There’s a referral traffic goldmine on Facebook, and today 13 more news outlets are staking their claim. The Daily Show, MSNBC, Buzzfeed, and The Huffington Post are launching Facebook Open Graph reader and video watching apps today or soon, Facebook just announced.
By automatically publishing stories back to the Facebook Ticker, Timeline, and News Feed, these apps will hope to score the same traffic boosts attained by The Washington Post, Yahoo, and Digg. However, they’ll also need to provide “mark as unread / unwatched” options to let users curate what they share.
Soon when you watch a Daily Show video clip of Jon Stewart exposing lying politicians, you won’t have to copy the URL and paste it into the Facebook publisher or search for a Like button. After granting publishing permission to The Daily Show’s dedicated Facebook app or Facebook-integrated website, your media consumption will be published automatically unless you opt out.
The new apps range across platforms, with CBS Local New York running as a website integration, while Pixable provides news about photos your friends upload via its mobile app.
Just a few months after Facebook launched its “frictionless sharing” Open Graph application platform in September, it’s proving a valuable asset for news outlets and other services.
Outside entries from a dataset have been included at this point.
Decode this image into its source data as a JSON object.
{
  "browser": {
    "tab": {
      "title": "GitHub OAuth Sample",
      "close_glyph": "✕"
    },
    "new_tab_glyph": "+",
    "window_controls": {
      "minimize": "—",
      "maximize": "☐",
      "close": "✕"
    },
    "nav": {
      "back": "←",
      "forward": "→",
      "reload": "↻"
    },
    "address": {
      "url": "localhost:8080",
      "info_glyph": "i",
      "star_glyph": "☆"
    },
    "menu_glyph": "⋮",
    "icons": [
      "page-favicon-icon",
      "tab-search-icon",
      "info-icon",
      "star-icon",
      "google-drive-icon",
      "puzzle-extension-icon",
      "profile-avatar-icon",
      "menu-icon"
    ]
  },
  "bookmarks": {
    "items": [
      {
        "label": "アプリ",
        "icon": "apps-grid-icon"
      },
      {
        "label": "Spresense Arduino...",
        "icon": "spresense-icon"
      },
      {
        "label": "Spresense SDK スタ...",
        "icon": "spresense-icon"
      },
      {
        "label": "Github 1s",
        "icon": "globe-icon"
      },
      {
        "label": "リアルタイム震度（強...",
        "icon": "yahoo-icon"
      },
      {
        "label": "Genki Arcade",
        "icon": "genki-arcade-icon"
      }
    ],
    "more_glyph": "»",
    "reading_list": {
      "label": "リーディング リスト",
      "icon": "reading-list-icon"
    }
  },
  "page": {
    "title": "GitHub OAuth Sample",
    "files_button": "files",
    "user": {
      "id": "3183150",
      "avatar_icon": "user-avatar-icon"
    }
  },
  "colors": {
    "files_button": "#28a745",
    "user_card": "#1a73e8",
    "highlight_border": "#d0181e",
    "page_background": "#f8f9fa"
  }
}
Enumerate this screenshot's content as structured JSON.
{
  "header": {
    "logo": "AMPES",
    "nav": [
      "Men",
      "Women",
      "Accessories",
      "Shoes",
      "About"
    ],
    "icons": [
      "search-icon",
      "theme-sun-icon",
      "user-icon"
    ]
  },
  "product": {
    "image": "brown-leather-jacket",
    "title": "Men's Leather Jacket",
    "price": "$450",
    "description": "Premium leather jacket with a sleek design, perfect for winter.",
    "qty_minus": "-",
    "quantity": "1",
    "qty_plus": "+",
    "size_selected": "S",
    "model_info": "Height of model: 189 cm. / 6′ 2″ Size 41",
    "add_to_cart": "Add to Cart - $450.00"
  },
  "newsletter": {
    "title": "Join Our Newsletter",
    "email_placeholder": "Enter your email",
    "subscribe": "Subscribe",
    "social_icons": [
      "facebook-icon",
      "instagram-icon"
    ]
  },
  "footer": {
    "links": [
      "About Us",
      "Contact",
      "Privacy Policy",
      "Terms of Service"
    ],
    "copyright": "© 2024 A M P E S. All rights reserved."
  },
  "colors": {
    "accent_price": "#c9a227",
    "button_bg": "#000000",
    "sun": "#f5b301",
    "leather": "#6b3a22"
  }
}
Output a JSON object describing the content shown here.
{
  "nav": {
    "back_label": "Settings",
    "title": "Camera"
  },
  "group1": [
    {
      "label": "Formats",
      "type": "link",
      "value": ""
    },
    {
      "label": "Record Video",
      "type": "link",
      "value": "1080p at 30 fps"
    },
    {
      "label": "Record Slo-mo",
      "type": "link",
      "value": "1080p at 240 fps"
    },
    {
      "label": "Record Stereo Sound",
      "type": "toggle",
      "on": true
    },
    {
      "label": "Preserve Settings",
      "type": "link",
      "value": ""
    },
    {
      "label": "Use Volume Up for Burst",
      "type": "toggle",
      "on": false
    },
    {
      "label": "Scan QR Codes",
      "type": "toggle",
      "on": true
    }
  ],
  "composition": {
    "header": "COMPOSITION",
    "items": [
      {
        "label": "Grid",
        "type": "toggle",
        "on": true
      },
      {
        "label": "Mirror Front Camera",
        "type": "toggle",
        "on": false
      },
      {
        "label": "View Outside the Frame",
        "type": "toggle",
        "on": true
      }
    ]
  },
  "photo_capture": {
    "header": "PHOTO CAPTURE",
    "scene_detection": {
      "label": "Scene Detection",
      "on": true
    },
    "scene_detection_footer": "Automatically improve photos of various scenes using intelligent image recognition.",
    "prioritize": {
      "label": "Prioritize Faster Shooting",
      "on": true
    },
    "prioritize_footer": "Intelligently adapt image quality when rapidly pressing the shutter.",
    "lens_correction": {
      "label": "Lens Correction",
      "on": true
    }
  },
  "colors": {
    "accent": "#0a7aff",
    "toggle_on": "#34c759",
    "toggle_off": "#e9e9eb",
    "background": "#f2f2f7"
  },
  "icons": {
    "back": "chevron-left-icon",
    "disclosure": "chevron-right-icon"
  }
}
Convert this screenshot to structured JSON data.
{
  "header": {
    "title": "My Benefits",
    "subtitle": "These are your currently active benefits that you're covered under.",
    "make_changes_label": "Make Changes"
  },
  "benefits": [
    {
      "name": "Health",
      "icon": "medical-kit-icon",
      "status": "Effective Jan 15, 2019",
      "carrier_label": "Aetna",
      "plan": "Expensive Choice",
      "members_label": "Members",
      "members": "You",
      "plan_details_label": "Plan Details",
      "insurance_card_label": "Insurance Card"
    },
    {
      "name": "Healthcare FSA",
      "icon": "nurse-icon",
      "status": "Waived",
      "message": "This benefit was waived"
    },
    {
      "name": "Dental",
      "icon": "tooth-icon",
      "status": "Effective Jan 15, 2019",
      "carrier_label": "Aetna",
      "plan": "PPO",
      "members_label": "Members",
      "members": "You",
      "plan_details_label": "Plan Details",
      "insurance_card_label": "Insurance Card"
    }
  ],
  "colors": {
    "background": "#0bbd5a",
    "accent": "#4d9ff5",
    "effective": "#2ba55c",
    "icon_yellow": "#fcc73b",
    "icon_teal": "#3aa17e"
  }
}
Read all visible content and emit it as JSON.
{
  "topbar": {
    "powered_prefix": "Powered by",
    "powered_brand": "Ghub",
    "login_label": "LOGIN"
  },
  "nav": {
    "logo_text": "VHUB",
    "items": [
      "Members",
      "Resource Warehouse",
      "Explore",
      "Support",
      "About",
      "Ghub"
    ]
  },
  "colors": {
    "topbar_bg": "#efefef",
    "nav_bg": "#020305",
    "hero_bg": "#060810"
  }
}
Yahoo reported it was seeing 500,000 referrals a day from its Facebook reader app. Now over 2 million articles are auto-shared from Yahoo to Facebook each day.
Some believe these Open Graph apps pump Facebook full of noise because content isn’t explicitly shared. Consumption activity is instead published to Facebook instantly and automatically as soon as a user clicks through a link to an article or video.
I disagree. By sharing reading activity data with Facebook, it can create compelling news feed stories like “5 friends read article X”. I can also get a deeper sense of a friend’s identity by delving into their reading history on their Timeline. Facebook still has work to do on refining this algorithm, but eventually it could surface the media consumption trends of your friends, even if knowing just 1 friend read an article would be boring.
There is the potential for spam and incentivization of sensational headlines, but publishers can choose to reduce this risk by providing a “private reading mode” or prominent “mark as unread” buttons. Some apps like The Guardian make it easy to excise media consumption activity stories from Facebook, while apps like News Corp’s The Daily don’t provide unshare buttons, degrading the user experience and exploiting Facebook to grab some extra page views.
I urge the new publishers joining Open Graph to make unsharing simple. If users are confident they can click links to your apps and unshare an article they disagree with or a video they don’t enjoy, they’ll click more often. Otherwise you might drive up referral traffic while driving your reputation into the ground.